Succeeded where higher tech could not.

A NASA experiment was saved thanks to a bus-load of cheap and cheerful Raspberry Pis.

NASA’s Super Pressure Balloon Imaging Telescope (SuperBIT) launched on April 16, 2023, from Wanaka Airport in New Zealand.

The telescope was raised to 33km by NASA's 532,000-cubic-meter (18.8-million-cubic-foot) balloon and above circa 99.5 per cent of the Earth's atmosphere.

It spent over a month circumnavigating the globe and acquiring observations of astronomical objects.

The plan had been for the payload to transmit its data to the ground using SpaceX's Starlink constellation and the US Tracking and Data Relay Satellite System (TDRSS).

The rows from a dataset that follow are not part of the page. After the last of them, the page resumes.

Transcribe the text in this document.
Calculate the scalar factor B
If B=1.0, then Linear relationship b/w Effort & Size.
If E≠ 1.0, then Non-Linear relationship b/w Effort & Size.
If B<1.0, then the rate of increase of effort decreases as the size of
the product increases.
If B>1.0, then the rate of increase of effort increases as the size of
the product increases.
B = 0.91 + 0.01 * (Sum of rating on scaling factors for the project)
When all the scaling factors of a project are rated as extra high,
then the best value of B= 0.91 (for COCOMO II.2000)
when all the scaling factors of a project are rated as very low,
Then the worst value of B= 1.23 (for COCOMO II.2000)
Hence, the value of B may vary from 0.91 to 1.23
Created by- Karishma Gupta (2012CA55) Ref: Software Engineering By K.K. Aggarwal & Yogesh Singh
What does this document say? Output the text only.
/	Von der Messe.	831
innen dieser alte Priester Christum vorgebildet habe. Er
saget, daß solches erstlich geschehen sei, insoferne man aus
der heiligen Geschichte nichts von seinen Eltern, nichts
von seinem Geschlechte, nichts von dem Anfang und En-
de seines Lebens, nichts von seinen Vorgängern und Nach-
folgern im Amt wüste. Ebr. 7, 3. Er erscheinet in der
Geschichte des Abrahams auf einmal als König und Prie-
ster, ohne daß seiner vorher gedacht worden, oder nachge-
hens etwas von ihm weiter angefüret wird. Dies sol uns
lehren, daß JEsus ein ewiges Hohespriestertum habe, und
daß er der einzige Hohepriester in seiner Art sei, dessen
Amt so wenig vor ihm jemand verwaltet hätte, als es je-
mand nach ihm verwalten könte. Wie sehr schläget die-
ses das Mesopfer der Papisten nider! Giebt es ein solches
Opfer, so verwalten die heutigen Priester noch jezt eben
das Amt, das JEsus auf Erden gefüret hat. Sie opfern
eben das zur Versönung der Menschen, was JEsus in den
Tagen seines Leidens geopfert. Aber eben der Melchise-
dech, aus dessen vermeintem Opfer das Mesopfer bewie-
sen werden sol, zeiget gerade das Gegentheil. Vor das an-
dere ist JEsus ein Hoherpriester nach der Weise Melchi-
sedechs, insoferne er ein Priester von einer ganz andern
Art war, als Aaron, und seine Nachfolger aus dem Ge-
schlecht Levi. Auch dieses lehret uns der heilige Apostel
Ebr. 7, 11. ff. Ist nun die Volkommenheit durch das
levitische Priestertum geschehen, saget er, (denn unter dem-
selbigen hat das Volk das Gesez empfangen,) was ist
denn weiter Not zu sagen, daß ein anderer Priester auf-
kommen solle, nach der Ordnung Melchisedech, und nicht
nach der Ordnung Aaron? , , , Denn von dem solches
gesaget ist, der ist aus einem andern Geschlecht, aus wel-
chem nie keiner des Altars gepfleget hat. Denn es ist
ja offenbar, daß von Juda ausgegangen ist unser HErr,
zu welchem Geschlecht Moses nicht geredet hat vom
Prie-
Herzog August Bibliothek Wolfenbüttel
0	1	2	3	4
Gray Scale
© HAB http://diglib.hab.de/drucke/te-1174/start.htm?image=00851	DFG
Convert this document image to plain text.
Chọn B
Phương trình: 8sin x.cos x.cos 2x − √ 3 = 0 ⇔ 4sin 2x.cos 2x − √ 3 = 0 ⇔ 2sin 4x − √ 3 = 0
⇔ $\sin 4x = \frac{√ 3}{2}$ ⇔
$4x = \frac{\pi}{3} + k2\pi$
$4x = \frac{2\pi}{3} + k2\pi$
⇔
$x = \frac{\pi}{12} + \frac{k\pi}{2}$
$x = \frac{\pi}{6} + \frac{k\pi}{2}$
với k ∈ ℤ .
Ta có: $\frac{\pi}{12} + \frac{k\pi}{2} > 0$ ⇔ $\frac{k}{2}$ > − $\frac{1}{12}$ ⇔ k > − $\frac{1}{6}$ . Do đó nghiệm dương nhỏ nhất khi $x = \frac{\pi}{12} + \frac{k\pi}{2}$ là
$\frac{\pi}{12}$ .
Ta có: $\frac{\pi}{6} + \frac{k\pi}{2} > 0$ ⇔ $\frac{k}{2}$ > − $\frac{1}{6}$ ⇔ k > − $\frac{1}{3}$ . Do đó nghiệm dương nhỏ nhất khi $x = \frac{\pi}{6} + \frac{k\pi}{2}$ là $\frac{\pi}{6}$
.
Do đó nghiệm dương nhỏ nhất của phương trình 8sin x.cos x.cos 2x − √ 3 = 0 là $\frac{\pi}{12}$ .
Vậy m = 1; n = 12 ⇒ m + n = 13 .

The Starlink connection borked after launch, and the TDRSS connection became unstable soon afterwards.

The boffins decided to attempt a landing on May 25 due to poor communications and concerns the balloon might be pulled away from further land crossings by weather.

The telescope was destroyed during the landing after being dragged along the ground for 3km by a parachute that failed to detach, leaving a trail of debris in its wake.

However, SuperBIT's solid-state drive was recovered intact. Still, its data was not needed thanks to the inclusion of Raspberry Pi-powered hardware in four Data Recovery System (DRS) capsules.

Each capsule included a Raspberry Pi 3B and 5TB of solid-state storage. A parachute, a Global Navigation Satellite System (GNSS) receiver, and an Iridium short-burst data transceiver were also included so the hardware could report its location to the recovery team.

The capsules were connected to the primary payload via Ethernet, and 24V DC was also available.

The plan had been to release the first DRS capsule on day 40 and another every 20 days afterwards, whenever SuperBIT passed over land. However, when it became clear that SuperBIT would have to come down on May 25, it was decided to drop two DRS capsules over Argentina's Santa Cruz Province.

Both DRS capsules released were recovered from their reported locations, and the data was fully intact. Of the unreleased DRS capsules, one failed for unknown reasons at launch -- the team speculated that perhaps a cable came loose -- but the other also contained an intact data set.